Le professeur Philippe Capelle-Dumont, Doyen honoraire de la Faculté de philosophie de l’Institut catholique de Paris, publie une recension passionnée de son ouvrage : « Michel Onfray et le « judéo-christianisme » : la confusion des esprits« .

Est-il vraiment nécessaire de s’infliger la lecture de cet ouvrage ? Est-il encore honorable de le citer lorsqu’on lit les ridicules fadaises pointées par M. Capelle-Dumont ?

Le propos, essentiellement à charge, prend le risque de la diffamation lorsque que son auteur établit une insupportable ligne de continuité entre le message évangélique et l’antisémitisme nazi. Il nous avait habitué à cette folie dans son Traité d’athéologie (« Hitler, disciple de saint Jean » ! p.201).
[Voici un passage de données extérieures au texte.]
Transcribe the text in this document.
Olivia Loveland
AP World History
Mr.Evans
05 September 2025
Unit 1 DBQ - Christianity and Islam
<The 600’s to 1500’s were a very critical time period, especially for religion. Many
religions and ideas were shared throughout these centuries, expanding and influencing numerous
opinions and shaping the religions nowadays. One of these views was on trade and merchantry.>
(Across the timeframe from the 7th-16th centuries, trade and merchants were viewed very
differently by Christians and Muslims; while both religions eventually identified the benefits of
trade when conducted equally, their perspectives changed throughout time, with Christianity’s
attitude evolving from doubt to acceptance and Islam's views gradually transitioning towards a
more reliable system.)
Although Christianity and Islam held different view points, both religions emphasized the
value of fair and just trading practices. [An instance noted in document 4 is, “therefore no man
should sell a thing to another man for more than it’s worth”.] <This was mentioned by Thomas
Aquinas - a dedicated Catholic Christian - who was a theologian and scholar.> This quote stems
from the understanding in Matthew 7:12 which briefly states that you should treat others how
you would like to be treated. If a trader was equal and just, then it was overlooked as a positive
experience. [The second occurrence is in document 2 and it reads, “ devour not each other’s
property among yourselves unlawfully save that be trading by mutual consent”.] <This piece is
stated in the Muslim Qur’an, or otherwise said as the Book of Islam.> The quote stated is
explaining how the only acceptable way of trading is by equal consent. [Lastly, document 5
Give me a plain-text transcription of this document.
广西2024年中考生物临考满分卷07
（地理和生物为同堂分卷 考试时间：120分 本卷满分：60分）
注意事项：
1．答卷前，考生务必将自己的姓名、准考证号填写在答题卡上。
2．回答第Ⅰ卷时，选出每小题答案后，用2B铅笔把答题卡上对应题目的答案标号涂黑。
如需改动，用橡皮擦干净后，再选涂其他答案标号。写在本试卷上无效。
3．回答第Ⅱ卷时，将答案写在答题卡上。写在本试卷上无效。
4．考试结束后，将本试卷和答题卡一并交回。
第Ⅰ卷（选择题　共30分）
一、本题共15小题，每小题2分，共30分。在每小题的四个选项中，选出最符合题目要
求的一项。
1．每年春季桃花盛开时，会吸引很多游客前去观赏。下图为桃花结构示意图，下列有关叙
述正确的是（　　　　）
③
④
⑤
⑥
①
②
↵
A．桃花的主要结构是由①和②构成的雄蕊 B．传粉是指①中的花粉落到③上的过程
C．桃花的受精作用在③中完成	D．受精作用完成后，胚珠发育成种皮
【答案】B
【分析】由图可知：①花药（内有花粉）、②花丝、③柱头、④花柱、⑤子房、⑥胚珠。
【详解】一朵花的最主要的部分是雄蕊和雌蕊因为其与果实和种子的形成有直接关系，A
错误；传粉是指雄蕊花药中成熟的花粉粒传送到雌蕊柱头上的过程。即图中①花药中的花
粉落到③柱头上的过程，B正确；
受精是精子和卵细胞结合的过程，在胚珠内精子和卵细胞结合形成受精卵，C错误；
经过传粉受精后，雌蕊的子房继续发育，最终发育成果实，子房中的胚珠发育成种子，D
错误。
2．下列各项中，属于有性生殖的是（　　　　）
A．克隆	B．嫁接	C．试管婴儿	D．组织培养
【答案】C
Cette fois, on est dans la contrefaçon spéculative : « L’antisémitisme des chrétiens primitifs fut la condition de l’émergence de la civilisation chrétienne » (p. 96) ! On se frotte les yeux devant l’instrumentalisation des citations de Mein Kampf, destinées à faire de Hitler un suppôt du catholicisme. La réitération des mêmes insinuations occupe les pages 449-466 insolemment titrées : « Le fascisme comme réaction chrétienne » !

Il faut avoir une singulière aptitude à insulter les siens pour trouver encore en Onfray une référence, lorsque l’on est chrétiens.